O jornalista Patrick Greenfield relata que a
pesquisa da Verra, o principal padrão de carbono do mundo para o mercado de
compensação voluntária de US$ 2 bilhões (£ 1,6 bilhão) em rápido crescimento,
descobriu que mais de 90% dos créditos de compensação de florestas tropicais -
que estão entre os mais comumente usados por empresas - provavelmente são "créditos
fantasmas" e não representam reduções reais de carbono.
A análise levanta questões sobre os créditos
adquiridos por várias empresas internacionalmente conhecidas - algumas das quais
rotularam seus produtos como "neutros em carbono" ou disseram a seus
consumidores que poderiam voar, comprar roupas novas ou comer certos alimentos
sem "agravar a crise climática".
A empresa Verra, com sede em Washington, opera
vários padrões ambientais líderes para proteção do clima e desenvolvimento
sustentável, incluindo o Verified Carbon Standard (VCS), que já emitiu mais de
um bilhão de créditos de carbono. Três quartos de todas as compensações
voluntárias são aprovadas pela Verra. Seu programa de conservação da
floresta tropical responde por 40% dos créditos que ele aprova.
Embora Verra conteste as descobertas, apenas
um punhado de projetos de floresta tropical de Verra demonstraram uma redução
no desmatamento - 94% dos créditos não tiveram nenhum benefício climático.
De acordo com a análise de um estudo da
Universidade de Cambridge de 2022, os projetos Verra superestimaram a ameaça às
florestas em uma média de 400%.
Barbara Haya, diretora do Berkeley Carbon
Trading Project, pesquisa créditos de carbono há 20 anos na esperança de
encontrar uma maneira de fazer o sistema funcionar.
Ela diz que as empresas usam créditos para
alegar que estão reduzindo emissões, quando a maioria desses créditos não
representa nenhuma redução de emissões:
“Os Rainforest Conservation Credits são
atualmente a forma mais comum no mercado. Mas esses problemas não se
limitam apenas a esses tipos de crédito. Esses problemas existem com quase
todos os tipos de créditos.”
TRANSIÇÃO NUTRICIONAL REAL
A “transição alimentar” significa que os
agricultores serão ainda mais atrelados a uma agricultura exploradora e
controlada por corporações que desvia a riqueza e alimenta as necessidades do
mercado de corporações globais, esquemas Ponzi para comércio de carbono e
fundos de private equity. Os agricultores são relegados a mercenários
corporativos ou agentes em busca de lucro que assumem todos os riscos.

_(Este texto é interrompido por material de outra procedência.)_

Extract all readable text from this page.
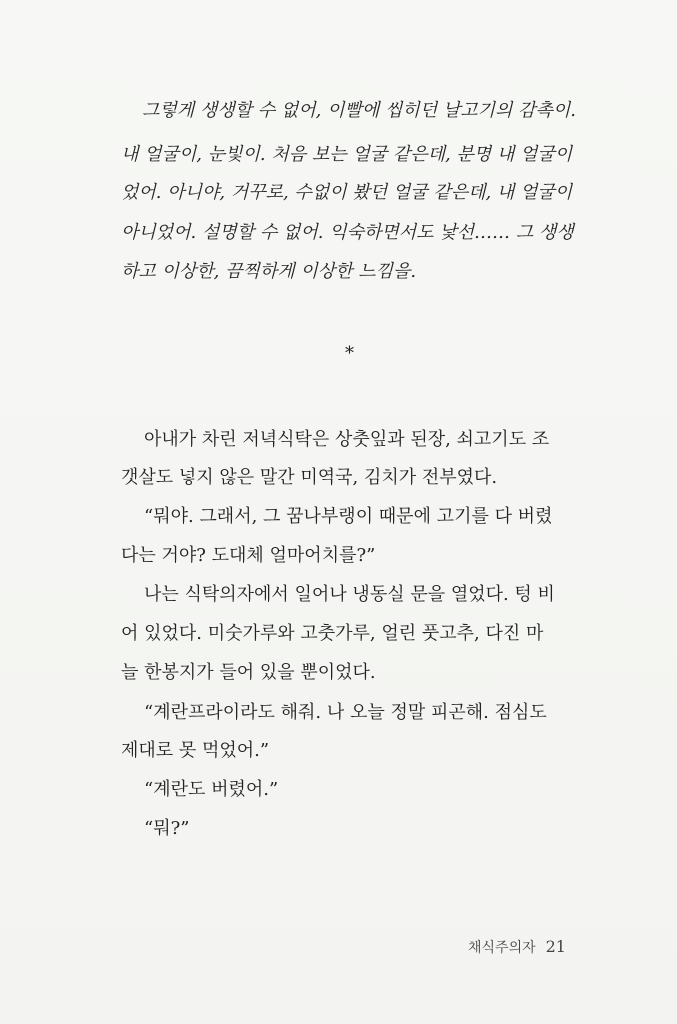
그렇게 생생할 수 없어, 이빨에 씹히던 날고기의 감촉이.
내 얼굴이, 눈빛이. 처음 보는 얼굴 같은데, 분명 내 얼굴이
었어. 아니야, 거꾸로, 수없이 봤던 얼굴 같은데, 내 얼굴이
아니었어. 설명할 수 없어. 익숙하면서도 낯선…… 그 생생
하고 이상한, 끔찍하게 이상한 느낌을.
*
아내가 차린 저녁식탁은 상춧잎과 된장, 쇠고기도 조
갯살도 넣지 않은 말간 미역국, 김치가 전부였다.
“뭐야. 그래서, 그 꿈나부랭이 때문에 고기를 다 버렸
다는 거야? 도대체 얼마어치를?”
나는 식탁의자에서 일어나 냉동실 문을 열었다. 텅 비
어 있었다. 미숫가루와 고춧가루, 얼린 풋고추, 다진 마
늘 한봉지가 들어 있을 뿐이었다.
“계란프라이라도 해줘. 나 오늘 정말 피곤해. 점심도
제대로 못 먹었어.”
“계란도 버렸어.”
“뭐?”
채식주의자 21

A comercialização predatória do campo é
sintomática de uma mentalidade colonial moderna que cinicamente mina as
práticas agrícolas indígenas e emprega falsas premissas e fomentadores do medo
para legitimar a introdução de tecnologias e produtos químicos que deveriam nos
salvar do colapso climático e do aquecimento global para preservar a catástrofe
malthusiana.
Uma verdadeira transição alimentar
significaria afastar-se do paradigma reducionista de rendimento industrial em
direção a uma abordagem de sistemas mais integrados para alimentos e
agricultura de baixo consumo, onde a segurança alimentar local, diversos
padrões de cultivo e produção de nutrientes por hectare, estabilidade do lençol
freático, resiliência climática, boa a estrutura do solo e a capacidade de
lidar com a crescente pressão de pragas e doenças são fundamentais.

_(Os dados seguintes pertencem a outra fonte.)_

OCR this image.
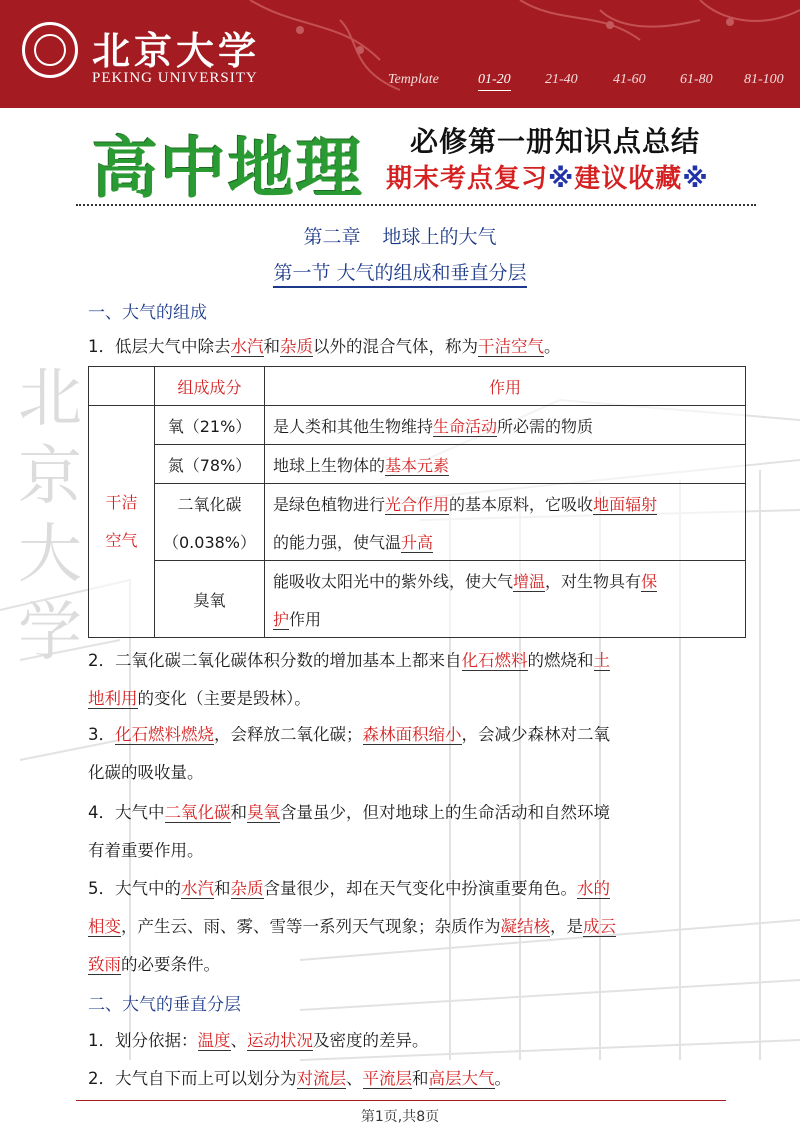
北京大学
PEKING UNIVERSITY	Template	01-20 21-40	41-60 61-80 81-100
北
京
大
学
高中地理 必修第一册知识点总结
期末考点复习※建议收藏※
第二章 地球上的大气
第一节 大气的组成和垂直分层
一、大气的组成
1．低层大气中除去水汽和杂质以外的混合气体，称为干洁空气。
	组成成分	作用
干洁空气	氧（21%）	是人类和其他生物维持生命活动所必需的物质
	氮（78%）	地球上生物体的基本元素
	二氧化碳	是绿色植物进行光合作用的基本原料，它吸收地面辐射
	（0.038%）	的能力强，使气温升高
	臭氧	能吸收太阳光中的紫外线，使大气增温，对生物具有保
		护作用
2．二氧化碳二氧化碳体积分数的增加基本上都来自化石燃料的燃烧和土
地利用的变化（主要是毁林）。
3．化石燃料燃烧，会释放二氧化碳；森林面积缩小，会减少森林对二氧
化碳的吸收量。
4．大气中二氧化碳和臭氧含量虽少，但对地球上的生命活动和自然环境
有着重要作用。
5．大气中的水汽和杂质含量很少，却在天气变化中扮演重要角色。水的
相变，产生云、雨、雾、雪等一系列天气现象；杂质作为凝结核，是成云
致雨的必要条件。
二、大气的垂直分层
1．划分依据：温度、运动状况及密度的差异。
2．大气自下而上可以划分为对流层、平流层和高层大气。
第1页,共8页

Estes incluem sistemas alimentares
democráticos localizados e um conceito de soberania alimentar baseado na
autossuficiência, princípios agroecológicos e agricultura regenerativa (existem
inúmeros exemplos concretos de agricultura regenerativa, muitos dos quais são
descritos no site do Food Tank).
Isso também significaria promover o direito à
alimentação culturalmente apropriada, nutritiva e livre de produtos químicos
tóxicos, e garantir a propriedade local (comunal) e administração de recursos
comuns como terra, água, solo e sementes.
Esta é a base para a verdadeira segurança
alimentar e a verdadeira gestão ambiental - com base em cadeias de
abastecimento curtas que mantêm a prosperidade nas comunidades locais, em vez
de serem desviadas por corporações lucrativas do outro lado do mundo.